The grid operator projected it will have spent $49.4 million procuring ERS during the year, leaving more than $577,000 unspent.

TAC Unanimously Approves Protocol Changes

Members unanimously endorsed a nodal protocol revision request (NPRR868) that modifies the hub bus and load zone definitions and price calculations to account for the current usage of power flow buses — as opposed to electrical buses — in the day-ahead market and congestion revenue rights auction systems.


Cheryl Mele, Bob Helton and Diana Coleman lead the March TAC meeting. | © RTO Insider

Staff sponsored the NPRR, noting there can be differences between power flow buses and electrical buses, making it more suitable to use power flow buses.

Electrical buses — physical transmission elements that use breakers and switches to connect loads, lines, transformers, generators and related infrastructure  — are defined statically. A power flow bus — a collection of points on the system that are electrically connected and have zero impedance between them — is identified dynamically based on the status of transmission equipment.

However, electrical buses are used for real-time hub and load zone calculations.

The rewritten formulas will clarify the scenario when buses are de-energized in contingency analyses and align the protocols with ERCOT systems.

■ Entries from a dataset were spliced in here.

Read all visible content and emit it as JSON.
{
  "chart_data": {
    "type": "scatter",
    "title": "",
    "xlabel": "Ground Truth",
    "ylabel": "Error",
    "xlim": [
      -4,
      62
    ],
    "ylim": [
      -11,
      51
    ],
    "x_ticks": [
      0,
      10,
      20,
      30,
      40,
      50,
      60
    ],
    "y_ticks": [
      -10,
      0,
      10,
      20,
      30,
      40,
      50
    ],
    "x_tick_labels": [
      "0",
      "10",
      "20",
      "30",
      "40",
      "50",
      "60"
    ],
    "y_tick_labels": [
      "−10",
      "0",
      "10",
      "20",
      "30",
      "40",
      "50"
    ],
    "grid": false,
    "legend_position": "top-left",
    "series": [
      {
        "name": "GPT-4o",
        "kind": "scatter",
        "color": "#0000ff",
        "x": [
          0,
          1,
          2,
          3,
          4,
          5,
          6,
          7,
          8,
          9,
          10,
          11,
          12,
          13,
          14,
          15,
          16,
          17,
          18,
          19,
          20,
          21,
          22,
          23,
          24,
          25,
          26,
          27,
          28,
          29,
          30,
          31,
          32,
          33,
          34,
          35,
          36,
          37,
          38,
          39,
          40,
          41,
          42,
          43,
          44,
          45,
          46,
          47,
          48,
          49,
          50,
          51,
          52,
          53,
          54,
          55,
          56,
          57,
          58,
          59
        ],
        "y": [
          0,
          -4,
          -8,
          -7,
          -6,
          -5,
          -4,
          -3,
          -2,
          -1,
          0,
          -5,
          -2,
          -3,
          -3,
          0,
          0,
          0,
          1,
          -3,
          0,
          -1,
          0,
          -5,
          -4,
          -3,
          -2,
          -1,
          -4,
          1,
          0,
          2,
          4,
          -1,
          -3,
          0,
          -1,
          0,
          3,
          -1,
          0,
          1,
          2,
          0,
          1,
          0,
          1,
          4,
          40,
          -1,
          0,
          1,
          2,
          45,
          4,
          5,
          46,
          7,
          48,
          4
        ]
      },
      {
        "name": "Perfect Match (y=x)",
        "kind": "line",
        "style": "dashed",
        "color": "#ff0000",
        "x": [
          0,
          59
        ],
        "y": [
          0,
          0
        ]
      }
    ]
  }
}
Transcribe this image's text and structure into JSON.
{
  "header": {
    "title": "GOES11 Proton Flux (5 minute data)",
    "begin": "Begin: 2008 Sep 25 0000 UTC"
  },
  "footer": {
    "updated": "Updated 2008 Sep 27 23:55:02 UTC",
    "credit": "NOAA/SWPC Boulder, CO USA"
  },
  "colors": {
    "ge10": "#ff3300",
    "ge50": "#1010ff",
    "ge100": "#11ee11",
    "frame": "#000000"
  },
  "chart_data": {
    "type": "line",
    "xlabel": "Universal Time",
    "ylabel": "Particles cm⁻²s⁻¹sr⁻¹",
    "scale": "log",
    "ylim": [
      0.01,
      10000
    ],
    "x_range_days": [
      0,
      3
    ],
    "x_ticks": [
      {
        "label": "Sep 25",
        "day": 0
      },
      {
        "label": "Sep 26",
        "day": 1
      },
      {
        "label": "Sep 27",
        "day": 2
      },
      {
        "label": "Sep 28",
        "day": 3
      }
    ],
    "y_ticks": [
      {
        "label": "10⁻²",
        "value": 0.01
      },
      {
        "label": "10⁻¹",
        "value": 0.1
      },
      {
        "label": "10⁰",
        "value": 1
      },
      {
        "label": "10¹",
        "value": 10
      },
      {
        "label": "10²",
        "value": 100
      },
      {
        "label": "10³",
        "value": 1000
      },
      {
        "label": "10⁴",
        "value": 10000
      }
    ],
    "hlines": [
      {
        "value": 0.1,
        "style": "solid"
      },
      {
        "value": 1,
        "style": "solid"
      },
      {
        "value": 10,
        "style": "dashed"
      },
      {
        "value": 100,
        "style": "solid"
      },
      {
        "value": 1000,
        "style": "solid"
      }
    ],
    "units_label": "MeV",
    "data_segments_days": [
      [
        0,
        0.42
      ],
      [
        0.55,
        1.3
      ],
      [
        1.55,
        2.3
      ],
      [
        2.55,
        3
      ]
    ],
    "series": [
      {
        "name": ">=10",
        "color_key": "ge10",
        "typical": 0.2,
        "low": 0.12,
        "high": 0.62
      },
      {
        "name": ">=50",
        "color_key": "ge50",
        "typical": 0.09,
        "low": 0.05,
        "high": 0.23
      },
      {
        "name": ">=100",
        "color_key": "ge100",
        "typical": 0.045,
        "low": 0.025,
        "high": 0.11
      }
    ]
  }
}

For the day-ahead and CRR calculations, the LMP of the hub bus is the simple average of the LMPs for each energized power flow bus in the hub. If all power flow buses within a hub bus are de-energized, the LMP does not include the de-energized hub bus. If power flow buses are de-energized under a contingency, the disconnected megawatts are redistributed among the remaining energized buses.

Staff designated the NPRR as urgent and said it would be implemented as soon as possible following board approval.

The TAC also unanimously approved three other NPRRs, two system-change requests (SCRs) and a change to the retail market guide (RMGRR):

  • NPRR858: Requires ERCOT to publish all current operating plans (COPS) data that are submitted by generators, once its confidentiality has expired, a change from the limited subset currently available. The change provides transparency into all intra-hour updates to COPS data, as generators can update them at any time and change aggregate information available to the market.
  • NPRR864: Modifies the RUC engine to scale down commitment costs of fast-start resources with less than one-hour starts. Following the change, the RUC engine will recommend slow-start resource commitments only if redispatching online resources and market-based self-commitments of fast-start resources will not resolve the reliability issue. With the change in the generation portfolio, market-based commitment decisions could be made much closer to real time than in the past, allowing more self-commitments to materialize in real time than is reflected in COPS many hours earlier.
  • NPRR865: Requires ERCOT to publish shift factors for hubs, load zones and DC ties for the real-time market, mimicking the day-ahead market’s current practice and providing more information on the inputs used to calculate pricing aggregations.
  • SCR793: Gives transmission service providers access to the same ERCOT-generated status telemetry as the ISO’s operators in monitoring line outages with calculated subsynchronous resonance condition monitoring points.
  • SCR795: Updates the resource limit calculator’s formula for calculating dispatched generation by including the addition of a predicted five-minute wind ramp (PWRR). The PWRR will be calculated from the intra-hour wind forecast and a configurable factor to capture the forecasted five-minute wind ramp, relieving regulation service’s burden to cover the five-minute gain or loss of generation from variations in wind, and instead dispatch this energy economically.
  • RMGRRR0150: Clarifies the content and format of the competitive retailer safety net spreadsheet within the market guide and removes Section 9, Appendix A1: Competitive Retailer Safety Net Request, which eliminates conflicts between the appendix and language found in Sections 7.4 (Safety Nets) and 7.10 (Emergency Operating Procedures for Extended Unplanned System Outages).